Le président de la République a rappelé en novembre 2024, à Strasbourg,  la nécessité de reconnaître l’histoire de l’incorporation de force des Alsaciens-Mosellans, et surtout de la transmettre : 


« Ces enfants d'Alsace et de Moselle furent capturés, habillés d'un uniforme qu'ils détestaient, au service d'une cause qui les faisait esclaves, instruments d'un crime qui les tuaient aussi, menacés de représailles s'ils tentaient de fuir. » Leur « tragédie doit être nommée, reconnue et enseignée, car elle est celle de la Nation ».


C’est dans cet esprit que j’ai sensibilisé le ministre de l’Éducation nationale à la mémoire des incorporés de force alsaciens et mosellans. Il a accueilli favorablement la perspective d’une inscription dans les programmes des collèges en cours de réexamen. Ne jamais oublier, c’est aussi transmettre.
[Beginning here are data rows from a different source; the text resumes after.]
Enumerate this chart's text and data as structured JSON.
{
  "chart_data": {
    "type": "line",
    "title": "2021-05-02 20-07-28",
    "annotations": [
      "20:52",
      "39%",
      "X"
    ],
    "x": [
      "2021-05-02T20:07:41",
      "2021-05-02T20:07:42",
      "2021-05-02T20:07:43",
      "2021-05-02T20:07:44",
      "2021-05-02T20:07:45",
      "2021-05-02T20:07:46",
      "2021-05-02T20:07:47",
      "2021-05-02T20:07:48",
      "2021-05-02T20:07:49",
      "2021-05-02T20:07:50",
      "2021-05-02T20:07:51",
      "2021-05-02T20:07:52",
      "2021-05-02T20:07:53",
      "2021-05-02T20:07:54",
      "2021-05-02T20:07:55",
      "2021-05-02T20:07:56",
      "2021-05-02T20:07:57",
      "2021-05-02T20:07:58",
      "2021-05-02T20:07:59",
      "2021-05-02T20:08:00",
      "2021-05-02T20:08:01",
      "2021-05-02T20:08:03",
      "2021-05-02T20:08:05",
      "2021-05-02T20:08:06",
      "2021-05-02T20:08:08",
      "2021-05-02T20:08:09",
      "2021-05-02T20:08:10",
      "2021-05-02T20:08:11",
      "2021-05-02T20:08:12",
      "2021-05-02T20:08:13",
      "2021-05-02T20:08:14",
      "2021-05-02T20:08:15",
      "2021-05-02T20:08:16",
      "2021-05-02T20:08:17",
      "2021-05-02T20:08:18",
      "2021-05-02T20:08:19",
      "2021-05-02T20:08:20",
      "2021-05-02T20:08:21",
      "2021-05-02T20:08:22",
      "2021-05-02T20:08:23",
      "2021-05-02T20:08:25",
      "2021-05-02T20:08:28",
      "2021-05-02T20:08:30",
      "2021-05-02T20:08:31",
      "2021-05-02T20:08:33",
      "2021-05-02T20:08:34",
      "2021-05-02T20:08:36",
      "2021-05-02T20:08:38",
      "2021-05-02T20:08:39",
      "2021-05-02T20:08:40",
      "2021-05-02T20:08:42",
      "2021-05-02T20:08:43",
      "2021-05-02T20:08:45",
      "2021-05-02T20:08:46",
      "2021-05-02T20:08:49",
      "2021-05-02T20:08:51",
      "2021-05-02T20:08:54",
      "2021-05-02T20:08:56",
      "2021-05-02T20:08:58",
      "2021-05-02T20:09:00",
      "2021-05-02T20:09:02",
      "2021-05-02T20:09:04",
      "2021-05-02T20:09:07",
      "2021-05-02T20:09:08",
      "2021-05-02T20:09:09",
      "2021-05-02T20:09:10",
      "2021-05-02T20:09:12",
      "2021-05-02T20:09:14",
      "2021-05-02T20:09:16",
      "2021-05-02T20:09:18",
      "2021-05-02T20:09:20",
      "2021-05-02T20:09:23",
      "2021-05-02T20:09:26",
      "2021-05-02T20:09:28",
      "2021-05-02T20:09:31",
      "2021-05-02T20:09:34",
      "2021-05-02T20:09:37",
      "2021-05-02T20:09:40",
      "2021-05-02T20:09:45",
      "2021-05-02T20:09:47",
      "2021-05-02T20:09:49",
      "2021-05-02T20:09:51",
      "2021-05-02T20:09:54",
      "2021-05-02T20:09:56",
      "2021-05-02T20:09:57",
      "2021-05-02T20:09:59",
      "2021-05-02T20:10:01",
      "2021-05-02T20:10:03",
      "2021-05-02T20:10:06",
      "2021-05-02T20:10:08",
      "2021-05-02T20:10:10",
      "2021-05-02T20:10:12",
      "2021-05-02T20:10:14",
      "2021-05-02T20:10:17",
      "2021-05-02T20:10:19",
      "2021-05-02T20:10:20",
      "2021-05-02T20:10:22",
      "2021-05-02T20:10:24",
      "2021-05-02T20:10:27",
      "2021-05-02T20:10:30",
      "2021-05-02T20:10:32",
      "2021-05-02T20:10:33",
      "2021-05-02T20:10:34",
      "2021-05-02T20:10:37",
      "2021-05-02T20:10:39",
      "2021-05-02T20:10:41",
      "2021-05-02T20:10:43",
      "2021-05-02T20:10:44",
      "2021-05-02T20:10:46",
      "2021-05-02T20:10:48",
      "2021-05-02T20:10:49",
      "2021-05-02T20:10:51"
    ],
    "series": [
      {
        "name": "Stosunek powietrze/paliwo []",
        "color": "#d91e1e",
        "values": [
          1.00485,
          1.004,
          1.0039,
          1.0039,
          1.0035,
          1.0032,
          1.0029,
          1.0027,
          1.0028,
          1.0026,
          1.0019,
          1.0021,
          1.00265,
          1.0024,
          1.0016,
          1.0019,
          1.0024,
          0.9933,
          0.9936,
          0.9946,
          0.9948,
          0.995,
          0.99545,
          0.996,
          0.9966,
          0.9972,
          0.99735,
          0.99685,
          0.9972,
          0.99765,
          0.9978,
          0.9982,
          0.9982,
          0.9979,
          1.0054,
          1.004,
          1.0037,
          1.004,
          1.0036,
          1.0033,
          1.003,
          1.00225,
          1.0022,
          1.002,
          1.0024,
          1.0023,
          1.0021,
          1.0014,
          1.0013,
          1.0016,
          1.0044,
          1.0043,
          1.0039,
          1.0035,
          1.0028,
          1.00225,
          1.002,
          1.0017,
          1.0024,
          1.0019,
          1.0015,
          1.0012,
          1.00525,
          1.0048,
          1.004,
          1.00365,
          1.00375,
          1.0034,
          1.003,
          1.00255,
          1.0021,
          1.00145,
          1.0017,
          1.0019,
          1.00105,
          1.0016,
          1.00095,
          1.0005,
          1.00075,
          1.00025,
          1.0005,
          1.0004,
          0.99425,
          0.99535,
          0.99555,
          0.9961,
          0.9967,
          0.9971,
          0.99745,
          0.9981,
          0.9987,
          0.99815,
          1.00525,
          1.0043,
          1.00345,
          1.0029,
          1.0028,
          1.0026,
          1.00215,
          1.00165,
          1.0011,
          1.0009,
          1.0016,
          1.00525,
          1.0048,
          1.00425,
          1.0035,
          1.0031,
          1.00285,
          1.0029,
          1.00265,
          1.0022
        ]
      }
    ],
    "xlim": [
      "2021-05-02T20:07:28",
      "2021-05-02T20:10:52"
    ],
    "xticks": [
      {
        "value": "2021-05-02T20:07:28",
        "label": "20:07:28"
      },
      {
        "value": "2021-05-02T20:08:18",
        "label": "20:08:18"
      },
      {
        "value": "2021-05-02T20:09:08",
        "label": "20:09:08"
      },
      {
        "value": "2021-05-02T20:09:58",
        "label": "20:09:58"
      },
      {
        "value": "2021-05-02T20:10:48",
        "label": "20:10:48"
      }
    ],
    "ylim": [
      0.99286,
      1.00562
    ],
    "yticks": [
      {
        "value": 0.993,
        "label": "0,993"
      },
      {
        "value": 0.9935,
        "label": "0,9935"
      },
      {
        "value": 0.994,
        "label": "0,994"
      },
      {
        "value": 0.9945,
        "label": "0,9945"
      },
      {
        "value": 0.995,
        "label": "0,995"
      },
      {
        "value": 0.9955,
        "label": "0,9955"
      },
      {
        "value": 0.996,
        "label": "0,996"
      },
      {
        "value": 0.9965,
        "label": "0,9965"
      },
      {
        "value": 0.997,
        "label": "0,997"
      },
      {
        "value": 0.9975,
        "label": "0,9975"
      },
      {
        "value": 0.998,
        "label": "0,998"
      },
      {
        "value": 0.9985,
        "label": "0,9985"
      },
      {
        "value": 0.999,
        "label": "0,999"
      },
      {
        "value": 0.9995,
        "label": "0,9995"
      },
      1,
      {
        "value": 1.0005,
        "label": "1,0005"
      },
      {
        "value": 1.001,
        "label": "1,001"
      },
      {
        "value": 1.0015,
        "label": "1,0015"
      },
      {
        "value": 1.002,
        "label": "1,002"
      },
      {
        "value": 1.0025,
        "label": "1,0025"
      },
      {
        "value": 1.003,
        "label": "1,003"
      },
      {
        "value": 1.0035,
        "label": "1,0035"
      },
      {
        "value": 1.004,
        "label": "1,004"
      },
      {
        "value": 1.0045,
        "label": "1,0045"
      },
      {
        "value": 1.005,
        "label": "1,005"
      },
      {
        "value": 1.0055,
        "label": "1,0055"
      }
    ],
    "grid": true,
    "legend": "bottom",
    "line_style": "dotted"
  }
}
Un autre sujet est également essentiel : l’apprentissage de l’allemand en France. En plein recul depuis plusieurs années, il constitue pourtant bien plus qu’une langue d’amitié : c’est aussi un véritable atout économique et professionnel.


Le ministre a partagé sa volonté de relancer pleinement cette dynamique, avec une campagne de communication en vue de la rentrée scolaire et un véritable travail de fond.